I read here that is not possible to make a query inside a udf
Trying to execute a spark sql query from a UDF
So how can I solve my problem? I don't know how to make a parametric join. I tried this:
%sql
Select all attributes TAB A,
FROM TAB A as a
join (Select $AttributeDatabaseColumn ,TableName from $Table where OID=$oid) as b
on a.Table=b.TableName
but it gave me this exception:
org.apache.spark.sql.AnalysisException: cannot recognize input near '$' 'AttributeDatabaseColumn' ',' in select clause; line 3 pos 1 at org.apache.spark.sql.hive.HiveQl$.createPlan(HiveQl.scala:318)
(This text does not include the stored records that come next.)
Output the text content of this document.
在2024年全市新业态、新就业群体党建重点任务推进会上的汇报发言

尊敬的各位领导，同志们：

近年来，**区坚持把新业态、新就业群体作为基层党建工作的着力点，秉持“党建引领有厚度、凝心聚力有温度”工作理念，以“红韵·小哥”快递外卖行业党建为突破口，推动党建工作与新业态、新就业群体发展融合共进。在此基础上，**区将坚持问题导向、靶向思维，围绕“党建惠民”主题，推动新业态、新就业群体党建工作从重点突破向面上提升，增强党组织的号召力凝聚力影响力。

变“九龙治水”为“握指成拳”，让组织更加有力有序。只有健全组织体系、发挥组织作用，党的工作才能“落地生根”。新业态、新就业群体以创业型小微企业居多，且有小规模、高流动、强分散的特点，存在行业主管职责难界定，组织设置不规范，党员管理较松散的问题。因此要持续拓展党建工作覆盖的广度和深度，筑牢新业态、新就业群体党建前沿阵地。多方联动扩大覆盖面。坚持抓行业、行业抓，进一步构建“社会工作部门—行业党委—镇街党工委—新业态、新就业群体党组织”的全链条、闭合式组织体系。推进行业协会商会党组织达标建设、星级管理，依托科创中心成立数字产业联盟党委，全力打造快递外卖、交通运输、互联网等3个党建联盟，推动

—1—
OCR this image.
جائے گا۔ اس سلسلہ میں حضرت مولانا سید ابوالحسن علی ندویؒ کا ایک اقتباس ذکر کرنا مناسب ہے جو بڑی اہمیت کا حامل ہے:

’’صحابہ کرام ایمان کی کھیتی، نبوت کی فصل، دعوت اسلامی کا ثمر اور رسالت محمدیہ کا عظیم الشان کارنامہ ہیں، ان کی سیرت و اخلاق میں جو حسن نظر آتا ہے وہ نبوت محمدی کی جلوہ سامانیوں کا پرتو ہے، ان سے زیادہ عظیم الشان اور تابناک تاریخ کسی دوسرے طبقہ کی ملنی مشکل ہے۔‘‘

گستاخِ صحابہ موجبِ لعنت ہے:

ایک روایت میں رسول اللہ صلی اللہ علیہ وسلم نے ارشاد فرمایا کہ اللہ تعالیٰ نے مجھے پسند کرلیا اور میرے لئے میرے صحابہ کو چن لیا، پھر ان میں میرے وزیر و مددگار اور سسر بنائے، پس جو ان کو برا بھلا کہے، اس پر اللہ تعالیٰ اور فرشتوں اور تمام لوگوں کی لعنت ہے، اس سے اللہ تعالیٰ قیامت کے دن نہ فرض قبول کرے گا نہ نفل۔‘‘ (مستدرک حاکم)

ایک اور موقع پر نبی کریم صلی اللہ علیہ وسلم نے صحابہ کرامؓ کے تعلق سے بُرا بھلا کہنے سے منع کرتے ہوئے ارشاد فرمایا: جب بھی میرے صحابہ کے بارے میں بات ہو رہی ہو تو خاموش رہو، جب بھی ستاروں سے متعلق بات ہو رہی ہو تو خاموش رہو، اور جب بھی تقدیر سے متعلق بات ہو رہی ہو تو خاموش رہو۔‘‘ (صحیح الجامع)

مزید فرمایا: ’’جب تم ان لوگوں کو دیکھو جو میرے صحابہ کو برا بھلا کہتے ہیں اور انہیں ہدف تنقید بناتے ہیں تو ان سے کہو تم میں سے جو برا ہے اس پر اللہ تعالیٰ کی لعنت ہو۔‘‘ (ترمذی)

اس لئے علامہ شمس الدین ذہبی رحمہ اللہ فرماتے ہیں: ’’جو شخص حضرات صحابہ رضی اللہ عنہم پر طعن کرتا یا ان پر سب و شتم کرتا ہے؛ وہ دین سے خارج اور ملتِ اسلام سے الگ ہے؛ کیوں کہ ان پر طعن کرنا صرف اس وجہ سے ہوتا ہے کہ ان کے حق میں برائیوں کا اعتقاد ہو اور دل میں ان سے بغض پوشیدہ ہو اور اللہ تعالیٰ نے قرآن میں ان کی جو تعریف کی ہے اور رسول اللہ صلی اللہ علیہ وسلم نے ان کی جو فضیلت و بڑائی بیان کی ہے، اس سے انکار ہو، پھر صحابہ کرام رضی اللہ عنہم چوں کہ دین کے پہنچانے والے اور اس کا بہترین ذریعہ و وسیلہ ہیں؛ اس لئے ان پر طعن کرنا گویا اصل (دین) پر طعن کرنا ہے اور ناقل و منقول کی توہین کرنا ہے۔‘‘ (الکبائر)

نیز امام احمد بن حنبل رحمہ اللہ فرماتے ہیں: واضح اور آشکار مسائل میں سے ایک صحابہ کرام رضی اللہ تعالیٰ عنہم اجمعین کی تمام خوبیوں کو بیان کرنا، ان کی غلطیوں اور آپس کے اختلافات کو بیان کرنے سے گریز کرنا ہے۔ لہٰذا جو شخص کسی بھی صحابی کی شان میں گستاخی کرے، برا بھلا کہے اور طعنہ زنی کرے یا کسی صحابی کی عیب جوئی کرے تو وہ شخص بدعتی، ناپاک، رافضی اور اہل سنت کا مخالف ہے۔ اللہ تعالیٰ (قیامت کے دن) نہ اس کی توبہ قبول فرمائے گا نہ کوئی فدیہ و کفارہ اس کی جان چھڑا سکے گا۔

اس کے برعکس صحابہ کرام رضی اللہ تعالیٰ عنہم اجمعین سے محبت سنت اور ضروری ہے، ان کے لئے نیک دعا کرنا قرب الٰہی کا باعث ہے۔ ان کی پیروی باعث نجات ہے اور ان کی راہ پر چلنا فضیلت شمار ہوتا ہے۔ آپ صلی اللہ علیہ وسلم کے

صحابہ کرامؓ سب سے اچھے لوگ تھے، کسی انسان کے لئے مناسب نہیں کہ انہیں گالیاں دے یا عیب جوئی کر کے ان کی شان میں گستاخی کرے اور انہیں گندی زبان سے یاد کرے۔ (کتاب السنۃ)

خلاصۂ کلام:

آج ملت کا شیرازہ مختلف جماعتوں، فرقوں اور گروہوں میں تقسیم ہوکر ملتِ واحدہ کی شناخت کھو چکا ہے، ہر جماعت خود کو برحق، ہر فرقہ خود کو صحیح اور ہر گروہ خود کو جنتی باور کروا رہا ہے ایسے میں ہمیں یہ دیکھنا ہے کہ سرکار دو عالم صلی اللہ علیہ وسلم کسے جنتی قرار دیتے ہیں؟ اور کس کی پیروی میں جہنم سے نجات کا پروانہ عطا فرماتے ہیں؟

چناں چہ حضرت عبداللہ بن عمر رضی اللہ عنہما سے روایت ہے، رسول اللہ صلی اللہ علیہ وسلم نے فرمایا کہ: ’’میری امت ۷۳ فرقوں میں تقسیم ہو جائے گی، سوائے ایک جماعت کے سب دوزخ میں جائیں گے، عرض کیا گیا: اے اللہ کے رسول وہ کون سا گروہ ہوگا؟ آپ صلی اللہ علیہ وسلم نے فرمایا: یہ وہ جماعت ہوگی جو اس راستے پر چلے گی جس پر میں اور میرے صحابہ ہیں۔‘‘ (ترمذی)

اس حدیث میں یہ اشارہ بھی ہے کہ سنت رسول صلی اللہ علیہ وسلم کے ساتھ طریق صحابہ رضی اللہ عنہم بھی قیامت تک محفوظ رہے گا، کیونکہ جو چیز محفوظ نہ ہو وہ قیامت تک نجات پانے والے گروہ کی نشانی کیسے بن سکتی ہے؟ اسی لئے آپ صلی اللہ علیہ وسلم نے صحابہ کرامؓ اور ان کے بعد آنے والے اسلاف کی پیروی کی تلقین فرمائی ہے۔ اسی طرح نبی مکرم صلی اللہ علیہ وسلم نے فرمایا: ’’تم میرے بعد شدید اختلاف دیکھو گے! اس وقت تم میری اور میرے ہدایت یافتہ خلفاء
at org.apache.spark.sql.hive.ExtendedHiveQlParser$$anonfun$hiveQl$1.apply(ExtendedHiveQlParser.scala:41)
at org.apache.spark.sql.hive.ExtendedHiveQlParser$$anonfun$hiveQl$1.apply(ExtendedHiveQlParser.scala:40)
One option:
transform each Book, Author, Category to a form:
root
|-- oid: integer (nullable = false)
|-- tableName: string (nullable = true)
|-- properties: map (nullable = true)
| |-- key: string
| |-- value: string (valueContainsNull = true)
For example first record in Book:
val book = Seq((2L, "Book",
Map("title" -> "harry potter", "Isbn" -> "123", "other field" -> "x")
)).toDF("oid", "title", "properties")
+---+---------+---------------------------------------------------------+
|oid|tableName|properties |
+---+---------+---------------------------------------------------------+
|2 |Book |Map(title -> harry potter, Isbn -> 123, other field -> x)|
+---+---------+---------------------------------------------------------+
union Book, Author, Category as properties.
val properties = book.union(author).union(category)
join with base table:
val comb = properties.join(table, Seq($"oid", $"tableName"))
use case when ... based on tableName to add new column from properties field.